Gregory Barton, PhD, professor of immunology and pathogenesis, University of California, Berkeley, talked about research on the innate immune system and a key protein involved in the trafficking of a subset of toll-like receptors (TLRs) during FOCIS 2015 in San Diego.
To keep the body healthy, the immune system responds constantly to foreign cellular invaders that can be harmful if permitted to proliferate. How it recognizes the difference between unwanted alien cells and those that belong in the body is central to the paradigm of immunological self and non-self discrimination, Dr. Barton noted.

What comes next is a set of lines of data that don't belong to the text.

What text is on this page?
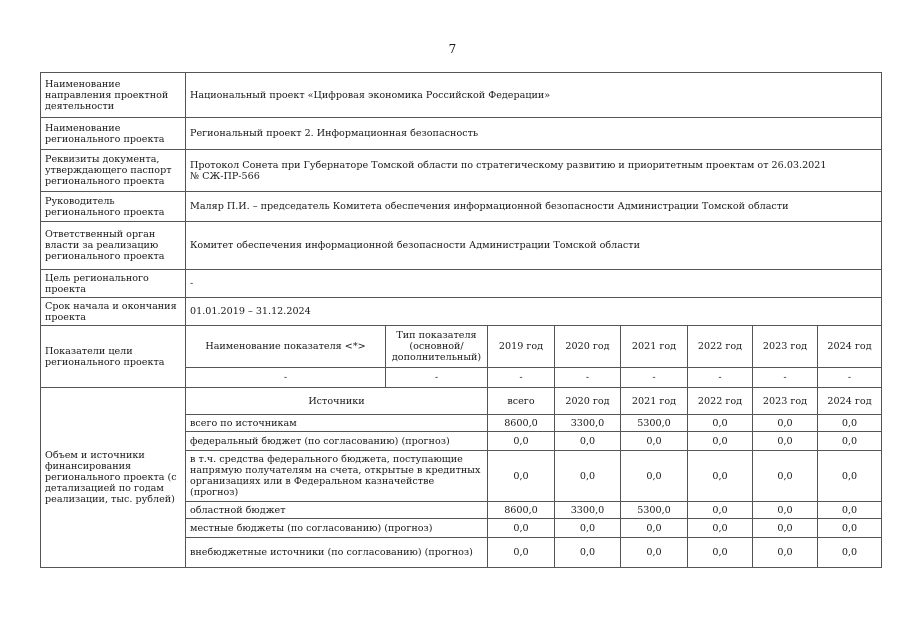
7
Наименование направления проектной деятельности	Национальный проект «Цифровая экономика Российской Федерации»							
Наименование регионального проекта	Региональный проект 2. Информационная безопасность							
Реквизиты документа, утверждающего паспорт регионального проекта	Протокол Сонета при Губернаторе Томской области по стратегическому развитию и приоритетным проектам от 26.03.2021
№ СЖ-ПР-566							

Руководитель регионального проекта	Маляр П.И. – председатель Комитета обеспечения информационной безопасности Администрации Томской области							
Ответственный орган власти за реализацию регионального проекта	Комитет обеспечения информационной безопасности Администрации Томской области							
Цель регионального проекта	-							
Срок начала и окончания проекта	01.01.2019 – 31.12.2024							
Показатели цели регионального проекта	Наименование показателя <*>	Тип показателя (основной/ дополнительный)	2019 год	2020 год	2021 год	2022 год	2023 год	2024 год
	-	-	-	-	-	-	-	-
Объем и источники финансирования регионального проекта (с детализацией по годам реализации, тыс. рублей)	Источники		всего	2020 год	2021 год	2022 год	2023 год	2024 год
	всего по источникам		8600,0	3300,0	5300,0	0,0	0,0	0,0
	федеральный бюджет (по согласованию) (прогноз)		0,0	0,0	0,0	0,0	0,0	0,0
	в т.ч. средства федерального бюджета, поступающие напрямую получателям на счета, открытые в кредитных организациях или в Федеральном казначействе (прогноз)		0,0	0,0	0,0	0,0	0,0	0,0
	областной бюджет		8600,0	3300,0	5300,0	0,0	0,0	0,0
	местные бюджеты (по согласованию) (прогноз)		0,0	0,0	0,0	0,0	0,0	0,0
	внебюджетные источники (по согласованию) (прогноз)		0,0	0,0	0,0	0,0	0,0	0,0
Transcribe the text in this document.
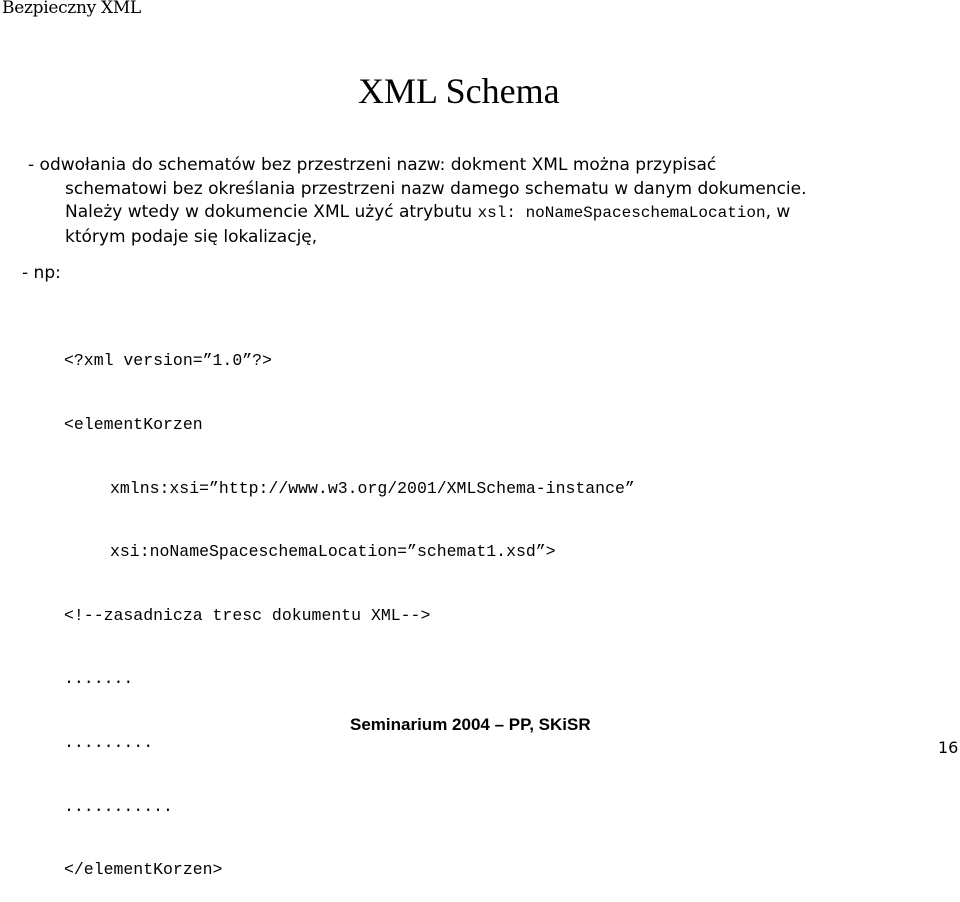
Bezpieczny XML
XML Schema

- odwołania do schematów bez przestrzeni nazw: dokment XML można przypisać

schematowi bez określania przestrzeni nazw damego schematu w danym dokumencie.

Należy wtedy w dokumencie XML użyć atrybutu xsl: noNameSpaceschemaLocation, w

którym podaje się lokalizację,

- np:

<?xml version=”1.0”?>

<elementKorzen

xmlns:xsi=”http://www.w3.org/2001/XMLSchema-instance”

xsi:noNameSpaceschemaLocation=”schemat1.xsd”>

<!--zasadnicza tresc dokumentu XML-->

.......

.........

...........

</elementKorzen>

Seminarium 2004 – PP, SKiSR
16
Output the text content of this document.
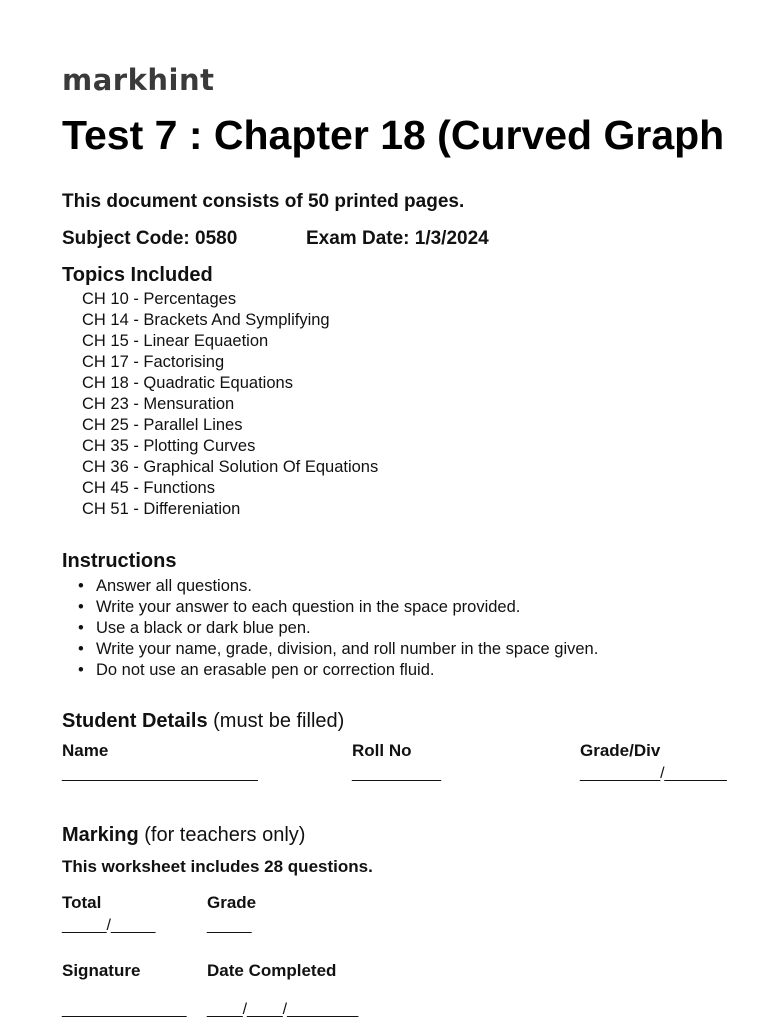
markhint
Test 7 : Chapter 18 (Curved Graph
This document consists of 50 printed pages.
Subject Code: 0580	Exam Date: 1/3/2024
Topics Included
CH 10 - Percentages
CH 14 - Brackets And Symplifying
CH 15 - Linear Equaetion
CH 17 - Factorising
CH 18 - Quadratic Equations
CH 23 - Mensuration
CH 25 - Parallel Lines
CH 35 - Plotting Curves
CH 36 - Graphical Solution Of Equations
CH 45 - Functions
CH 51 - Differeniation
Instructions
• Answer all questions.
• Write your answer to each question in the space provided.
• Use a black or dark blue pen.
• Write your name, grade, division, and roll number in the space given.
• Do not use an erasable pen or correction fluid.
Student Details (must be filled)
Name
______________________
Roll No
__________
Grade/Div
_________/_______
Marking (for teachers only)
This worksheet includes 28 questions.
Total
_____/_____
Grade
_____
Signature
______________
Date Completed
____/____/________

This concept applies to a subset of TLRs, transmembrane proteins that interact with the immune system and can discriminate among various forms of nucleic acid. Intracellular localization of these receptors to endosomal compartments is critical for TLRs to identify the origin of nucleic acid. Simply put, when TLRs recognize molecules associated with invading pathogens, they activate an immune response. Failure to detect the good from bad—self from non-self—could lead to autoimmunity.
Scientists have grappled with the complexity of the relationship between receptors and the “very heterogeneous” compartments they populate, Dr. Barton said. They are trying to better understand how different inputs are interpreted by various receptors and delivered to TLRs that broadcast the context in which the nucleic acid is being delivered.
Researchers at Dr. Barton’s lab studied how TLRs populate compartments and what the regulatory pathways are that control their ability to access different sources of nucleic acids. Their work prompted them to investigate a multi-pass transmembrane protein, Unc93b1, which interacts with TLRs and facilitates their trafficking to endosomal compartments.
As a chaperone, Unc93b1 binds TLRs destined for endosomes and controls their movement and exit from the sorting network, called endoplasmic reticulum (ER), to continue to their final destinations. Research indicates that the trafficking routes appear to be distinct, depending on which TLR trafficking chaperone is involved.
“About half a dozen TLRs require this trafficking chaperone to reach their functional compartment, and they compete for Unc93b1 in the ER. This can determine the amount of receptors that ultimately reach the compartment from which it can signal,” he said.
This sort of competition has functional consequences, Dr. Barton said. To illustrate, he described a mouse study in which a single amino acid mutation was shown to favor trafficking of TLR7 over TLR9, which gave TLR7 more ability to exit the ER, at the expense of TLR9. This was important because of a study finding that generated mice that expressed the mutation had developed a lupus-like disease, he said.